Eine der am leichtesten erkennbaren Folgen zeigt sich in enttäuschten Erwartungen.
Es ist normal zu erwarten, dass die Transaktionen kurz nach dem Listing einer kürzlich durchgeführten ICO etwas „abflauen“.
Ein stabiles Handelsvolumen und ein steigender Kurs, die plötzlich verschwinden, führen jedoch unweigerlich zu dem Schluss, dass das gesamte Projekt von minderer Qualität ist, wenn nicht sogar Betrug.
Das Projekt verliert das Vertrauen der ersten Anleger, genau derjenigen, die eigentlich die langfristigen Botschafter des Projekts sein sollen.
Das Projekt verliert das Vertrauen der Börsen, bei denen es sein Listing beantragt hat, und kann relativ schnell delistet werden.
Falls das Projekt an einer angesehenen Börse gelistet ist, ist es gut möglich, dass es für immer hinausgeworfen wird, einschließlich seiner Gründer!
Was schließlich den Reputationseffekt betrifft, muss man wissen, dass viele professionelle Anleger, Börsen und Risikokapitalgesellschaften, die im Kryptosektor tätig sind, tatsächlich aus traditionelleren Finanzkreisen stammen.
Diese Akteure erkennen schlechte Praktiken jedoch sehr schnell, und sobald sie das getan haben, ist der Ruf der Gründer zerstört, selbst wenn die Gründer von diesen Praktiken nichts wussten.
Fazit
Du hast es verstanden: Wie überall gibt es Gute und Schlechte: Market Maker, die ihre Arbeit gut machen, indem sie Liquidität bereitstellen und den Handel an den Märkten erleichtern, und die böswilligen Akteure, die im Kryptosektor immer noch zu zahlreich vorhanden sind und nur darauf aus sind, sich auf billige Weise zu bereichern.

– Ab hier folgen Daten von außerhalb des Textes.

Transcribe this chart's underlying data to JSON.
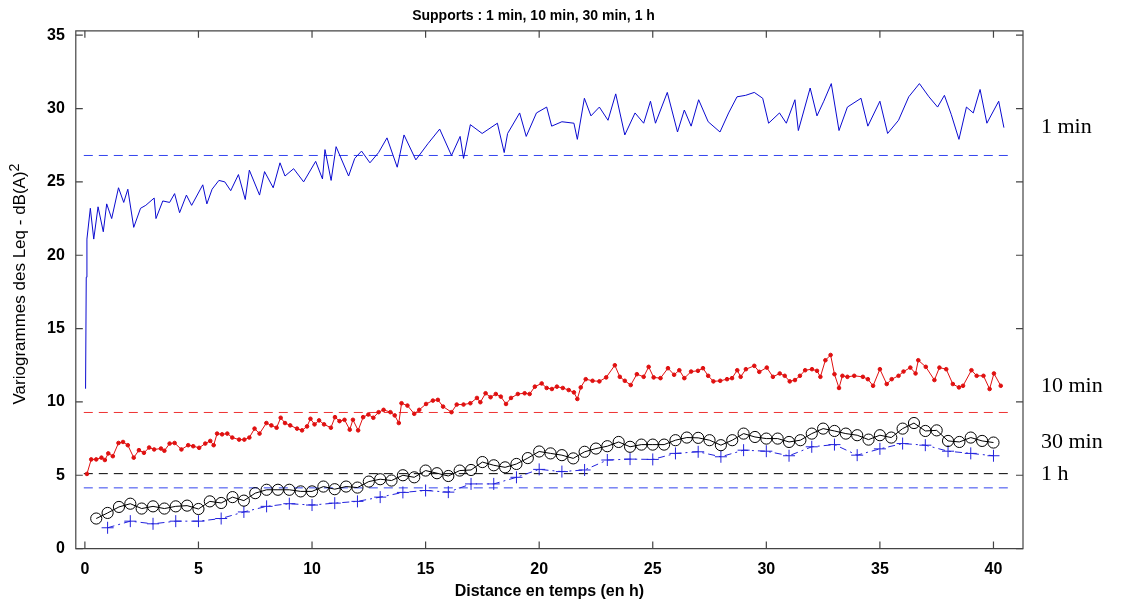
{
  "chart_data": {
    "type": "line",
    "title": "Supports : 1 min, 10 min, 30 min, 1 h",
    "xlabel": "Distance en temps (en h)",
    "ylabel": "Variogrammes des Leq - dB(A)$^{2}$",
    "xlim": [
      -0.4,
      41.3
    ],
    "ylim": [
      0,
      35.3
    ],
    "xticks": [
      0,
      5,
      10,
      15,
      20,
      25,
      30,
      35,
      40
    ],
    "yticks": [
      0,
      5,
      10,
      15,
      20,
      25,
      30,
      35
    ],
    "ref_lines": [
      {
        "axis": "y",
        "value": 26.8,
        "color": "#3344ee",
        "line_style": "dashed"
      },
      {
        "axis": "y",
        "value": 9.28,
        "color": "#ee3333",
        "line_style": "dashed"
      },
      {
        "axis": "y",
        "value": 5.11,
        "color": "#000000",
        "line_style": "dashed"
      },
      {
        "axis": "y",
        "value": 4.14,
        "color": "#3344ee",
        "line_style": "dashed"
      }
    ],
    "series": [
      {
        "name": "1 min",
        "color": "#0a0ad0",
        "marker": "none",
        "line_style": "solid",
        "x": [
          0.03,
          0.06,
          0.09,
          0.24,
          0.39,
          0.58,
          0.81,
          0.96,
          1.18,
          1.48,
          1.71,
          1.89,
          2.15,
          2.45,
          2.68,
          3.05,
          3.13,
          3.43,
          3.73,
          3.95,
          4.17,
          4.47,
          4.7,
          5.19,
          5.37,
          5.6,
          5.9,
          6.16,
          6.42,
          6.76,
          7.06,
          7.24,
          7.69,
          7.91,
          8.29,
          8.59,
          8.81,
          9.19,
          9.63,
          10.16,
          10.46,
          10.57,
          10.84,
          11.06,
          11.61,
          11.88,
          12.18,
          12.55,
          12.93,
          13.3,
          13.75,
          14.05,
          14.57,
          15.1,
          15.62,
          16.14,
          16.52,
          16.67,
          16.97,
          17.49,
          18.16,
          18.46,
          18.61,
          19.14,
          19.43,
          19.88,
          20.33,
          20.55,
          21.0,
          21.53,
          21.68,
          21.99,
          22.28,
          22.65,
          23.03,
          23.37,
          23.77,
          24.22,
          24.6,
          24.9,
          25.12,
          25.64,
          26.09,
          26.39,
          26.69,
          27.02,
          27.44,
          27.96,
          28.34,
          28.71,
          29.09,
          29.47,
          29.84,
          30.1,
          30.58,
          30.88,
          31.26,
          31.41,
          31.93,
          32.23,
          32.53,
          32.86,
          33.2,
          33.57,
          34.17,
          34.47,
          35.0,
          35.34,
          35.82,
          36.27,
          36.74,
          37.16,
          37.54,
          37.84,
          38.14,
          38.48,
          38.81,
          39.11,
          39.41,
          39.71,
          40.23,
          40.46
        ],
        "values": [
          10.9,
          18.5,
          21.1,
          23.2,
          21.1,
          23.3,
          21.6,
          23.5,
          22.5,
          24.6,
          23.6,
          24.5,
          21.9,
          23.2,
          23.4,
          23.9,
          22.5,
          23.7,
          23.6,
          24.2,
          22.9,
          24.1,
          23.4,
          24.8,
          23.5,
          24.5,
          25.1,
          25.0,
          24.4,
          25.5,
          23.8,
          25.8,
          24.1,
          25.7,
          24.6,
          26.3,
          25.4,
          25.9,
          25.0,
          26.4,
          25.2,
          27.2,
          25.1,
          27.4,
          25.4,
          26.6,
          27.1,
          26.3,
          27.0,
          28.0,
          26.0,
          28.2,
          26.5,
          27.6,
          28.6,
          26.8,
          28.1,
          26.6,
          28.9,
          28.3,
          29.0,
          27.0,
          28.3,
          29.7,
          28.1,
          29.7,
          30.1,
          28.8,
          29.1,
          29.0,
          27.9,
          30.7,
          29.5,
          30.1,
          29.2,
          31.0,
          28.2,
          29.7,
          29.0,
          30.5,
          29.0,
          31.1,
          28.4,
          29.9,
          28.8,
          30.6,
          29.1,
          28.4,
          29.7,
          30.8,
          30.9,
          31.1,
          30.7,
          29.0,
          29.7,
          29.0,
          30.6,
          28.5,
          31.4,
          29.5,
          30.5,
          31.7,
          28.5,
          30.1,
          30.7,
          28.8,
          30.5,
          28.3,
          29.2,
          30.8,
          31.7,
          30.8,
          30.1,
          30.9,
          29.6,
          27.9,
          30.1,
          29.7,
          31.3,
          29.0,
          30.5,
          28.7
        ]
      },
      {
        "name": "10 min",
        "color": "#e01010",
        "marker": "circle",
        "line_style": "solid",
        "x": [
          0.09,
          0.28,
          0.5,
          0.73,
          0.88,
          1.03,
          1.23,
          1.48,
          1.68,
          1.89,
          2.15,
          2.38,
          2.6,
          2.83,
          3.05,
          3.35,
          3.5,
          3.73,
          3.95,
          4.25,
          4.55,
          4.77,
          5.03,
          5.3,
          5.52,
          5.67,
          5.82,
          6.04,
          6.27,
          6.49,
          6.79,
          7.02,
          7.24,
          7.47,
          7.69,
          7.99,
          8.21,
          8.44,
          8.62,
          8.81,
          9.04,
          9.34,
          9.56,
          9.78,
          9.93,
          10.11,
          10.31,
          10.53,
          10.83,
          11.01,
          11.21,
          11.43,
          11.66,
          11.8,
          12.03,
          12.25,
          12.48,
          12.7,
          12.93,
          13.15,
          13.45,
          13.64,
          13.82,
          13.94,
          14.2,
          14.5,
          14.72,
          15.02,
          15.32,
          15.54,
          15.77,
          16.14,
          16.37,
          16.67,
          16.97,
          17.26,
          17.41,
          17.64,
          17.86,
          18.09,
          18.31,
          18.54,
          18.76,
          19.06,
          19.36,
          19.58,
          19.81,
          20.11,
          20.33,
          20.56,
          20.78,
          21.04,
          21.3,
          21.53,
          21.68,
          21.83,
          22.05,
          22.35,
          22.65,
          22.95,
          23.33,
          23.55,
          23.77,
          24.03,
          24.3,
          24.6,
          24.82,
          25.04,
          25.34,
          25.67,
          25.94,
          26.17,
          26.39,
          26.69,
          26.99,
          27.21,
          27.44,
          27.67,
          27.97,
          28.27,
          28.49,
          28.72,
          28.87,
          29.1,
          29.47,
          29.69,
          30.02,
          30.29,
          30.59,
          30.81,
          31.03,
          31.26,
          31.48,
          31.71,
          32.01,
          32.23,
          32.38,
          32.6,
          32.83,
          33.0,
          33.2,
          33.35,
          33.57,
          33.87,
          34.25,
          34.47,
          34.7,
          35.0,
          35.3,
          35.52,
          35.82,
          36.04,
          36.34,
          36.57,
          36.69,
          37.02,
          37.4,
          37.62,
          37.92,
          38.21,
          38.48,
          38.66,
          39.03,
          39.26,
          39.56,
          39.83,
          40.02,
          40.32
        ],
        "values": [
          5.09,
          6.08,
          6.08,
          6.2,
          6.04,
          6.49,
          6.3,
          7.2,
          7.27,
          7.05,
          6.2,
          6.71,
          6.53,
          6.89,
          6.76,
          6.82,
          6.67,
          7.16,
          7.2,
          6.76,
          7.05,
          6.98,
          6.87,
          7.16,
          7.34,
          7.05,
          7.84,
          7.79,
          7.84,
          7.57,
          7.43,
          7.43,
          7.57,
          8.18,
          7.84,
          8.56,
          8.4,
          8.24,
          8.92,
          8.56,
          8.4,
          8.18,
          8.06,
          8.33,
          8.85,
          8.47,
          8.74,
          8.47,
          8.24,
          8.96,
          8.69,
          8.78,
          8.11,
          8.78,
          8.06,
          8.96,
          9.14,
          8.92,
          9.3,
          9.46,
          9.3,
          9.08,
          8.56,
          9.91,
          9.75,
          9.19,
          9.46,
          9.86,
          10.09,
          10.14,
          9.68,
          9.3,
          9.82,
          9.82,
          9.91,
          10.27,
          9.98,
          10.59,
          10.32,
          10.54,
          10.36,
          9.86,
          10.27,
          10.54,
          10.59,
          10.54,
          11.04,
          11.26,
          10.95,
          10.88,
          11.04,
          10.95,
          10.81,
          10.65,
          10.2,
          10.99,
          11.55,
          11.44,
          11.4,
          11.67,
          12.5,
          11.71,
          11.44,
          11.15,
          11.89,
          11.71,
          12.39,
          11.67,
          11.62,
          12.3,
          11.85,
          12.16,
          11.62,
          12.07,
          12.12,
          12.3,
          11.78,
          11.4,
          11.44,
          11.55,
          11.62,
          12.16,
          11.71,
          12.23,
          12.46,
          12.05,
          12.34,
          11.71,
          11.94,
          11.78,
          11.4,
          11.49,
          11.78,
          12.16,
          12.23,
          12.12,
          11.71,
          12.84,
          13.2,
          11.89,
          10.95,
          11.78,
          11.71,
          11.78,
          11.71,
          11.55,
          11.1,
          12.23,
          11.22,
          11.55,
          11.78,
          12.07,
          12.34,
          11.94,
          12.84,
          12.39,
          11.49,
          12.34,
          12.23,
          11.22,
          10.99,
          11.1,
          12.16,
          11.78,
          11.78,
          10.88,
          11.94,
          11.1
        ]
      },
      {
        "name": "30 min",
        "color": "#000000",
        "marker": "circle",
        "line_style": "solid",
        "x": [
          0.5,
          1,
          1.5,
          2,
          2.5,
          3,
          3.5,
          4,
          4.5,
          5,
          5.5,
          6,
          6.5,
          7,
          7.5,
          8,
          8.5,
          9,
          9.5,
          10,
          10.5,
          11,
          11.5,
          12,
          12.5,
          13,
          13.5,
          14,
          14.5,
          15,
          15.5,
          16,
          16.5,
          17,
          17.5,
          18,
          18.5,
          19,
          19.5,
          20,
          20.5,
          21,
          21.5,
          22,
          22.5,
          23,
          23.5,
          24,
          24.5,
          25,
          25.5,
          26,
          26.5,
          27,
          27.5,
          28,
          28.5,
          29,
          29.5,
          30,
          30.5,
          31,
          31.5,
          32,
          32.5,
          33,
          33.5,
          34,
          34.5,
          35,
          35.5,
          36,
          36.5,
          37,
          37.5,
          38,
          38.5,
          39,
          39.5,
          40
        ],
        "values": [
          2.05,
          2.43,
          2.84,
          3.06,
          2.73,
          2.88,
          2.73,
          2.88,
          2.93,
          2.7,
          3.22,
          3.11,
          3.51,
          3.27,
          3.78,
          4.01,
          4.01,
          4.01,
          3.9,
          3.9,
          4.23,
          4.05,
          4.23,
          4.16,
          4.57,
          4.73,
          4.64,
          5.0,
          4.86,
          5.32,
          5.14,
          4.95,
          5.32,
          5.36,
          5.9,
          5.68,
          5.54,
          5.77,
          6.17,
          6.62,
          6.49,
          6.37,
          6.15,
          6.6,
          6.82,
          6.98,
          7.27,
          6.94,
          7.09,
          7.09,
          7.09,
          7.39,
          7.57,
          7.55,
          7.39,
          7.05,
          7.39,
          7.84,
          7.61,
          7.5,
          7.5,
          7.27,
          7.39,
          7.84,
          8.18,
          8.02,
          7.84,
          7.73,
          7.43,
          7.73,
          7.57,
          8.18,
          8.56,
          8.02,
          8.06,
          7.34,
          7.27,
          7.57,
          7.34,
          7.23
        ]
      },
      {
        "name": "1 h",
        "color": "#2222dd",
        "marker": "cross",
        "line_style": "dashed",
        "x": [
          1,
          2,
          3,
          4,
          5,
          6,
          7,
          8,
          9,
          10,
          11,
          12,
          13,
          14,
          15,
          16,
          17,
          18,
          19,
          20,
          21,
          22,
          23,
          24,
          25,
          26,
          27,
          28,
          29,
          30,
          31,
          32,
          33,
          34,
          35,
          36,
          37,
          38,
          39,
          40
        ],
        "values": [
          1.42,
          1.87,
          1.69,
          1.87,
          1.87,
          2.05,
          2.5,
          2.88,
          3.06,
          2.97,
          3.1,
          3.22,
          3.51,
          3.83,
          3.96,
          3.85,
          4.41,
          4.41,
          4.86,
          5.4,
          5.25,
          5.36,
          6.04,
          6.1,
          6.08,
          6.49,
          6.6,
          6.26,
          6.71,
          6.64,
          6.33,
          6.94,
          7.09,
          6.37,
          6.8,
          7.16,
          7.05,
          6.64,
          6.49,
          6.33
        ]
      }
    ]
  }
}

Diese sind gefährlich wie der Wolf im Schafstall …
Sie sind zwar unverzichtbar, da es fast unmöglich ist, ohne sie zu handeln, aber wir müssen vorsichtig bleiben, wenn wir Coins zum Traden auswählen! Zögere nicht, Coingecko oder CoinMarketCap zu besuchen und die Fundamentaldaten sorgfältig zu prüfen: Nutzen des Coins, Team, Market Cap, …
Bevorzuge Coins mit einer umfangreichen Historie und Projekte mit soliden Fundamentaldaten, das erspart dir, in Bewegungen hineingezogen zu werden, die von Akteuren erzeugt werden, deren Praktiken du jetzt kennst!